When an outlier appears at a position closer to the tail of a series, it impacts the boundary estimates of a trend with greater intensity. Decomposition methods, being dependent on moving averages, make edge points highly sensitive to outliers. Therefore, the trend at the end gets affected more steeply than if an outlier appears at a central position.

Exercise 3.8

Recall your retail time series data (from Exercise 7 in Section 2.10). Decompose the series using the MSTL method. Does it reveal any outliers, or unusual features that you had not noticed previously?

Code
from statsmodels.tsa.seasonal import MSTL
import matplotlib.pyplot as plt

myseries["Month"] = pd.to_datetime(myseries["Month"])

retail_ts = myseries.sort_values("Month").set_index("Month")["Turnover"]

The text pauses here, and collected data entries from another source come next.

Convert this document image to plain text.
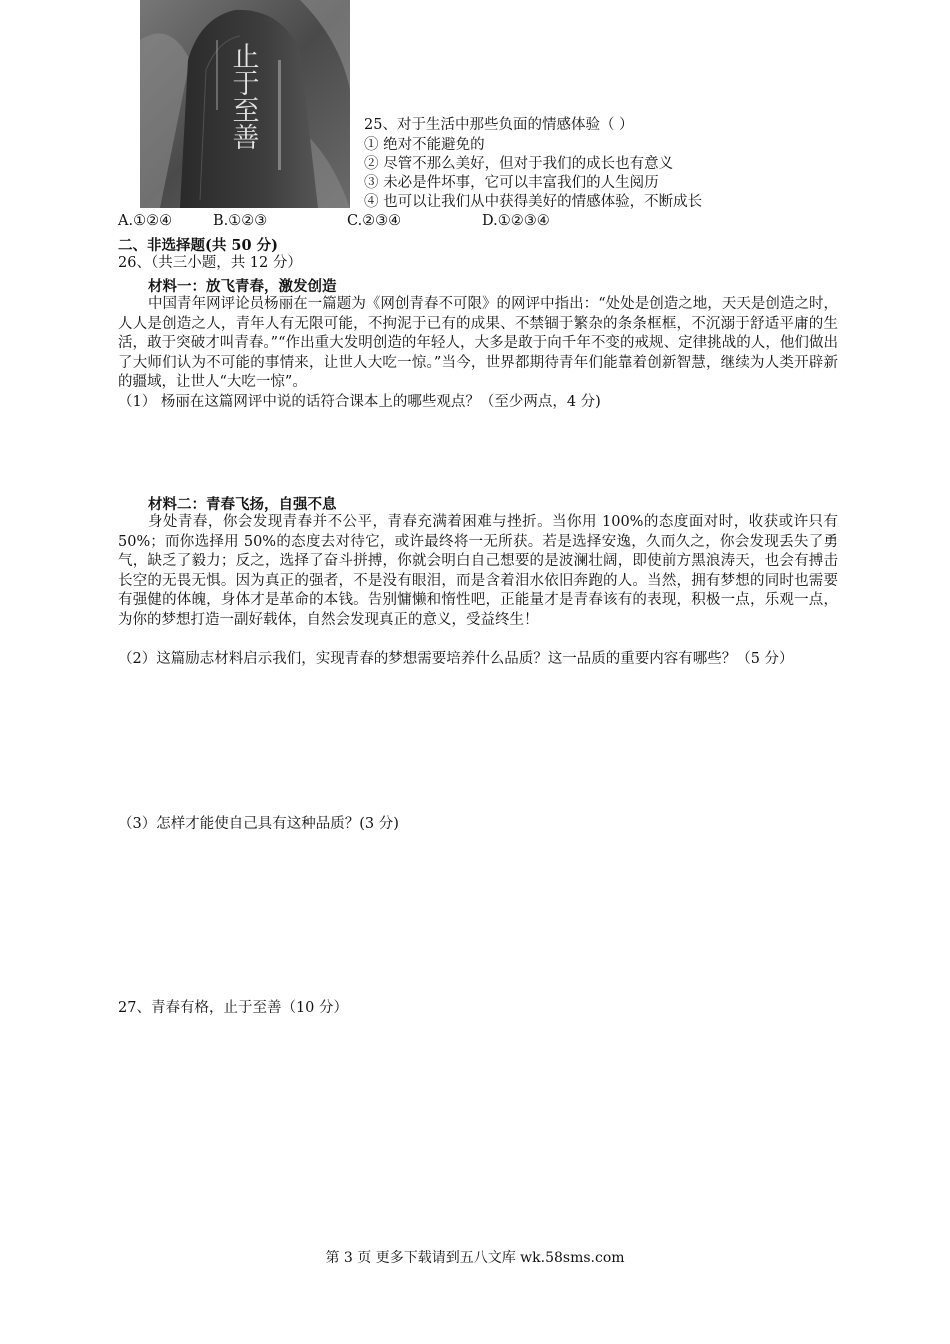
止于至善	25、对于生活中那些负面的情感体验（ ）
① 绝对不能避免的
② 尽管不那么美好，但对于我们的成长也有意义
③ 未必是件坏事，它可以丰富我们的人生阅历
④ 也可以让我们从中获得美好的情感体验，不断成长
A.①②④	B.①②③	C.②③④	D.①②③④
二、非选择题(共 50 分)
26、（共三小题，共 12 分）
材料一：放飞青春，激发创造
中国青年网评论员杨丽在一篇题为《网创青春不可限》的网评中指出：“处处是创造之地，天天是创造之时，人人是创造之人，青年人有无限可能，不拘泥于已有的成果、不禁锢于繁杂的条条框框，不沉溺于舒适平庸的生活，敢于突破才叫青春。”“作出重大发明创造的年轻人，大多是敢于向千年不变的戒规、定律挑战的人，他们做出了大师们认为不可能的事情来，让世人大吃一惊。”当今，世界都期待青年们能靠着创新智慧，继续为人类开辟新的疆域，让世人“大吃一惊”。
（1） 杨丽在这篇网评中说的话符合课本上的哪些观点？（至少两点，4 分)
材料二：青春飞扬，自强不息
身处青春，你会发现青春并不公平，青春充满着困难与挫折。当你用 100%的态度面对时，收获或许只有 50%；而你选择用 50%的态度去对待它，或许最终将一无所获。若是选择安逸，久而久之，你会发现丢失了勇气，缺乏了毅力；反之，选择了奋斗拼搏，你就会明白自己想要的是波澜壮阔，即使前方黑浪涛天，也会有搏击长空的无畏无惧。因为真正的强者，不是没有眼泪，而是含着泪水依旧奔跑的人。当然，拥有梦想的同时也需要有强健的体魄，身体才是革命的本钱。告别慵懒和惰性吧，正能量才是青春该有的表现，积极一点，乐观一点，为你的梦想打造一副好载体，自然会发现真正的意义，受益终生！
（2）这篇励志材料启示我们，实现青春的梦想需要培养什么品质？这一品质的重要内容有哪些？（5 分）
（3）怎样才能使自己具有这种品质？(3 分)
27、青春有格，止于至善（10 分）
第 3 页 更多下载请到五八文库 wk.58sms.com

mstl = MSTL(retail_ts, periods=12)
res = mstl.fit()

res.plot()
plt.show()

The MSTL technique decomposes the given data on the retail industry into three different segments: the smooth and steady trend over time, the strong yearly seasonality with its magnitude slightly increasing over time, and finally the remainder. The trend component indicates steady growth over time, while the seasonality component indicates strong annual variation with its magnitude slightly increasing over time. The remainder component focuses our attention on some unusual features, particularly the large fluctuations from 2008-2009 and 2011-2012 that were not as prominent in the initial visualization of the time series.

Exercise 3.9

  1. Figures 3.13 and 3.14 show the result of decomposing the number of persons in the civilian labour force in Australia each month from February 1978 to August 1995.

As shown in Figure 3.13 and Figure 3.14, the STL decomposition of Australia’s monthly civilian labor force from February 1978 to August 1995 separates the original time series into its trend component, its seasonal component, and its remainder component.

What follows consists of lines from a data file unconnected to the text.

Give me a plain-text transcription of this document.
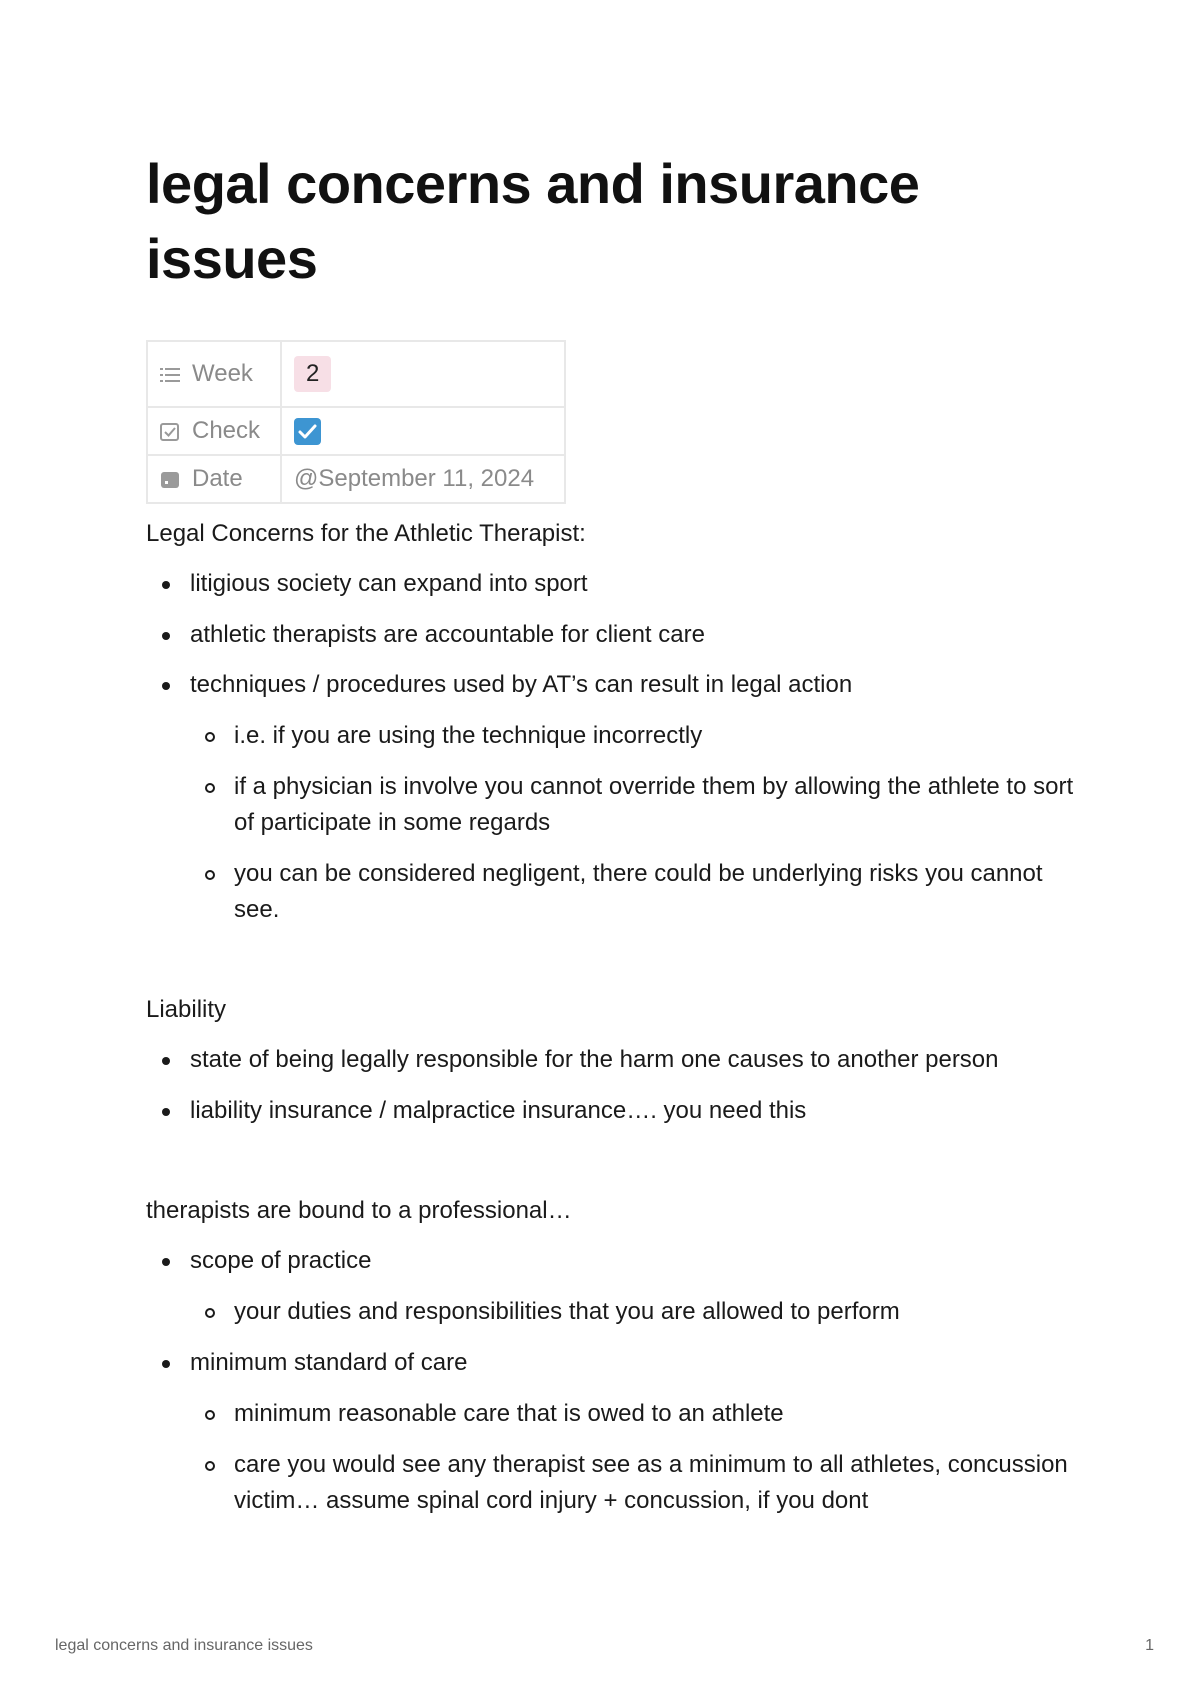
legal concerns and insurance issues
Week	2
Check	
Date	@September 11, 2024

Legal Concerns for the Athletic Therapist:

litigious society can expand into sport
athletic therapists are accountable for client care
techniques / procedures used by AT’s can result in legal action
i.e. if you are using the technique incorrectly
if a physician is involve you cannot override them by allowing the athlete to sort of participate in some regards
you can be considered negligent, there could be underlying risks you cannot see.

Liability

state of being legally responsible for the harm one causes to another person
liability insurance / malpractice insurance…. you need this

therapists are bound to a professional…

scope of practice
your duties and responsibilities that you are allowed to perform
minimum standard of care
minimum reasonable care that is owed to an athlete
care you would see any therapist see as a minimum to all athletes, concussion victim… assume spinal cord injury + concussion, if you dont
legal concerns and insurance issues	1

  1. Write about 3–5 sentences describing the results of the decomposition. Pay particular attention to the scales of the graphs in making your interpretation. Is the recession of 1991/1992 visible in the estimated components?

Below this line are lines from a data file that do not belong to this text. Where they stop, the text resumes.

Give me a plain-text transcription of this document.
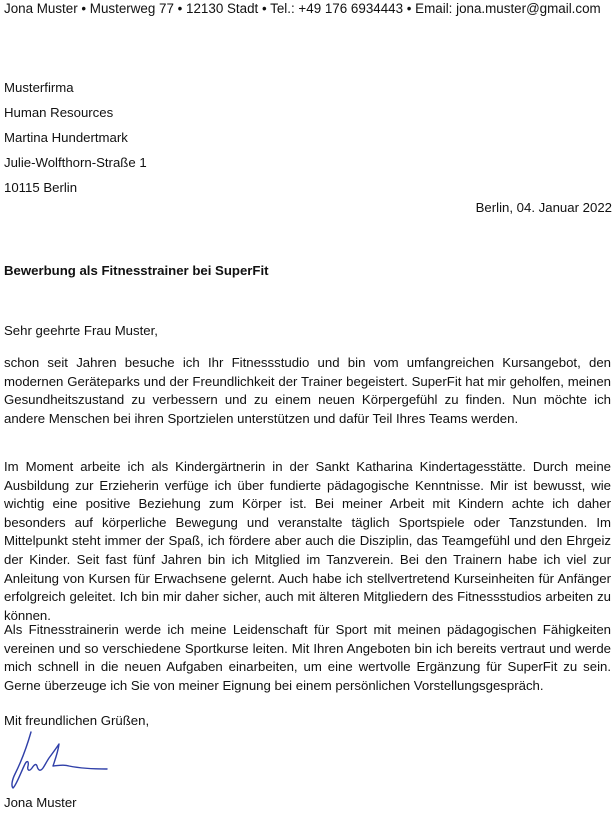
Jona Muster • Musterweg 77 • 12130 Stadt • Tel.: +49 176 6934443 • Email: jona.muster@gmail.com
Musterfirma
Human Resources
Martina Hundertmark
Julie-Wolfthorn-Straße 1
10115 Berlin
Berlin, 04. Januar 2022
Bewerbung als Fitnesstrainer bei SuperFit
Sehr geehrte Frau Muster,

schon seit Jahren besuche ich Ihr Fitnessstudio und bin vom umfangreichen Kursangebot, den modernen Geräteparks und der Freundlichkeit der Trainer begeistert. SuperFit hat mir geholfen, meinen Gesundheitszustand zu verbessern und zu einem neuen Körpergefühl zu finden. Nun möchte ich andere Menschen bei ihren Sportzielen unterstützen und dafür Teil Ihres Teams werden.

Im Moment arbeite ich als Kindergärtnerin in der Sankt Katharina Kindertagesstätte. Durch meine Ausbildung zur Erzieherin verfüge ich über fundierte pädagogische Kenntnisse. Mir ist bewusst, wie wichtig eine positive Beziehung zum Körper ist. Bei meiner Arbeit mit Kindern achte ich daher besonders auf körperliche Bewegung und veranstalte täglich Sportspiele oder Tanzstunden. Im Mittelpunkt steht immer der Spaß, ich fördere aber auch die Disziplin, das Teamgefühl und den Ehrgeiz der Kinder. Seit fast fünf Jahren bin ich Mitglied im Tanzverein. Bei den Trainern habe ich viel zur Anleitung von Kursen für Erwachsene gelernt. Auch habe ich stellvertretend Kurseinheiten für Anfänger erfolgreich geleitet. Ich bin mir daher sicher, auch mit älteren Mitgliedern des Fitnessstudios arbeiten zu können.

Als Fitnesstrainerin werde ich meine Leidenschaft für Sport mit meinen pädagogischen Fähigkeiten vereinen und so verschiedene Sportkurse leiten. Mit Ihren Angeboten bin ich bereits vertraut und werde mich schnell in die neuen Aufgaben einarbeiten, um eine wertvolle Ergänzung für SuperFit zu sein. Gerne überzeuge ich Sie von meiner Eignung bei einem persönlichen Vorstellungsgespräch.

Mit freundlichen Grüßen,
Jona Muster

The Australian civilian labor force increases steadily throughout the entire period, with an obvious trend of increasing growth from 1978 to 1995. The seasonal part has regular, predictable year-by-year ups and downs, with peaks and troughs remaining small relative to the level, indicating stability in seasonality. The remainder section shows the short-term wiggles, with some significant movements away from zero.

Between 1991 and 1992, the trend part of the series shows a brief slowdown in growth, with the rate of growth leveling off. The remainder part becomes more volatile during these years, indicating unusual short-run disruptions. However, the seasonality remains much the same, implying that the recession affected the trend, not the seasonality.